At peak performance, AI can create an estimated 2,000 articles per second. Moreover, and in contrast to traditional media, which seeks to publish limited stories with high calibre and broad appeal, automated reporting looks to publish many stories with varying yet specific target audiences. In a press release, Automated Insights emphasised: “Instead of writing one story and hoping a million people read it, Wordsmith can create a million satires targeted at individual users and their preferences. It’s a story that is totally unique to each user because it is powered by their data.”
However, like I said, I’m biased. And it’s dangerous to believe that technology is spared from being biased as well. Darren Ho, editor-in-chief of horology magazine, Revolution, explains: “AI is powered by algorithms and as we’ve seen, coding and algorithm design biases exist as much as personal or unconscious bias. Algorithm biases are to some extent even more dangerous and fuel personal biases even further. Any number of good examples exist, from Facebook and Instagram’s algorithmically-augmented feeds to search engines. These are constructed to feed your interest in a particular subject, but nobody is perpetually focused on a singular subject. The result? We have a more divided public in a closed feedback loop, thinking everyone shares the same opinions as they do. That is dangerous.

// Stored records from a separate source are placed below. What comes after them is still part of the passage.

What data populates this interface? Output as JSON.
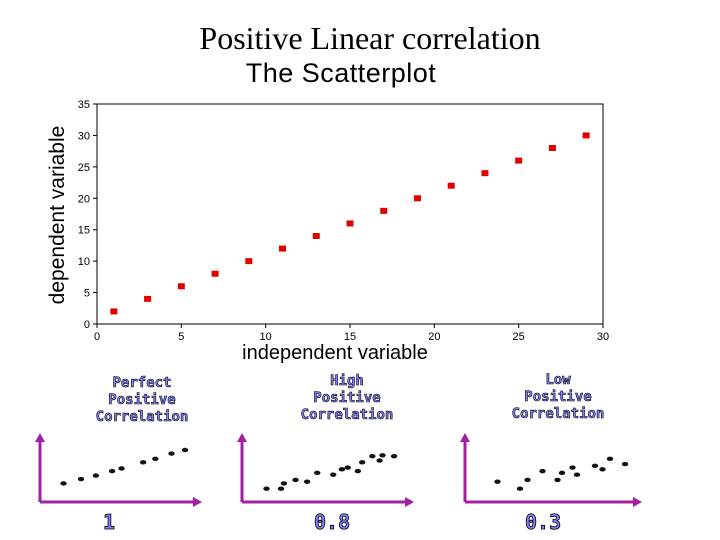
{
  "slide": {
    "title": "Positive Linear correlation"
  },
  "chart_data": [
    {
      "type": "scatter",
      "title": "The Scatterplot",
      "xlabel": "independent variable",
      "ylabel": "dependent variable",
      "xlim": [
        0,
        30
      ],
      "ylim": [
        0,
        35
      ],
      "xticks": [
        "0",
        "5",
        "10",
        "15",
        "20",
        "25",
        "30"
      ],
      "yticks": [
        "0",
        "5",
        "10",
        "15",
        "20",
        "25",
        "30",
        "35"
      ],
      "grid": false,
      "marker_color": "#e00000",
      "x": [
        1,
        3,
        5,
        7,
        9,
        11,
        13,
        15,
        17,
        19,
        21,
        23,
        25,
        27,
        29
      ],
      "y": [
        2,
        4,
        6,
        8,
        10,
        12,
        14,
        16,
        18,
        20,
        22,
        24,
        26,
        28,
        30
      ]
    },
    {
      "type": "scatter",
      "title_lines": [
        "Perfect",
        "Positive",
        "Correlation"
      ],
      "value_label": "1",
      "axis_color": "#a020a0",
      "x": [
        1.0,
        2.3,
        3.4,
        4.6,
        5.3,
        6.9,
        7.8,
        9.0,
        10.0
      ],
      "y": [
        1.2,
        1.7,
        2.1,
        2.6,
        2.9,
        3.6,
        4.0,
        4.6,
        5.0
      ]
    },
    {
      "type": "scatter",
      "title_lines": [
        "High",
        "Positive",
        "Correlation"
      ],
      "value_label": "0.8",
      "axis_color": "#a020a0",
      "x": [
        1.0,
        2.0,
        2.2,
        3.0,
        3.8,
        4.5,
        5.6,
        6.2,
        6.6,
        7.3,
        7.6,
        8.3,
        8.8,
        9.0,
        9.8
      ],
      "y": [
        0.6,
        0.6,
        1.2,
        1.6,
        1.4,
        2.4,
        2.2,
        2.8,
        3.0,
        2.6,
        3.6,
        4.3,
        3.8,
        4.4,
        4.3
      ]
    },
    {
      "type": "scatter",
      "title_lines": [
        "Low",
        "Positive",
        "Correlation"
      ],
      "value_label": "0.3",
      "axis_color": "#a020a0",
      "x": [
        1.5,
        3.0,
        3.5,
        4.5,
        5.5,
        5.8,
        6.5,
        6.8,
        8.0,
        8.5,
        9.0,
        10.0
      ],
      "y": [
        1.4,
        0.6,
        1.6,
        2.6,
        1.6,
        2.4,
        3.0,
        2.2,
        3.2,
        2.8,
        4.0,
        3.4
      ]
    }
  ]
}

“Tech companies need to send the practices of non-chronological feeds on social media and encourage a broader spread of opinions. We encourage diversity in workplaces, why should we not be encouraging diversity in opinions and thoughts?”
This is where Wong agrees. “Where this gets interesting for Rice Media is that we aren’t exactly a news platform — we focus mainly on opinion-led stories and commentary, a lot of which thrive on the subjectivity of the human experience. As of now, this isn’t something that we’ve seen AI-generated articles do. They’re good at churning out reports that are, to some extent, mostly formulaic. But will an AI be able to write a nuanced profile of a celebrity? Will it be able to comment on the complexities of racial tensions in a speciﬁ c Southeast Asian country? I’m not too sure about that. And given that this is where our focus as a publication lies, it makes little sense for us to commission AI-generated articles, given what they can presently do.”
A more refined and advanced AI may still be emerging but in a twist of events, a new AI generator recently made headlines as creators say it may be too dangerous to release. The Elon Musk-backed non-profit company OpenAI eschewed launching its new AI model, called GPT2, for fear of misuse. Essentially a text generator, GPT2 is trained on the Internet, which makes it hard for it not to generate fake news, conspiracy theories and so on.
Therefore, Ho believes the problem facing newsmakers and publishers today isn’t just about AI or technology, but it’s also an issue of opinion news being regarded as factual information. “Facts and numbers manipulation and people cherry-picking the information out there to interpret as valid data for their opinions is the issue we need to tackle.”
For someone who draws a clear line between fact and opinion, Jaime Ee, lifestyle editor of The Business Times, feels unequipped to comment. The veteran journalist known for in-depth opinion pieces mostly on Singapore’s food scene has only this to say: “I reckon AI for fast-moving news snippets that need no analysis or background is more appropriate.” Simply put, a computer wouldn’t understand the joys or disappointment of eating — no matter how much you “feed” it. To fathom pleasure, you’ve got to have an actual appetite.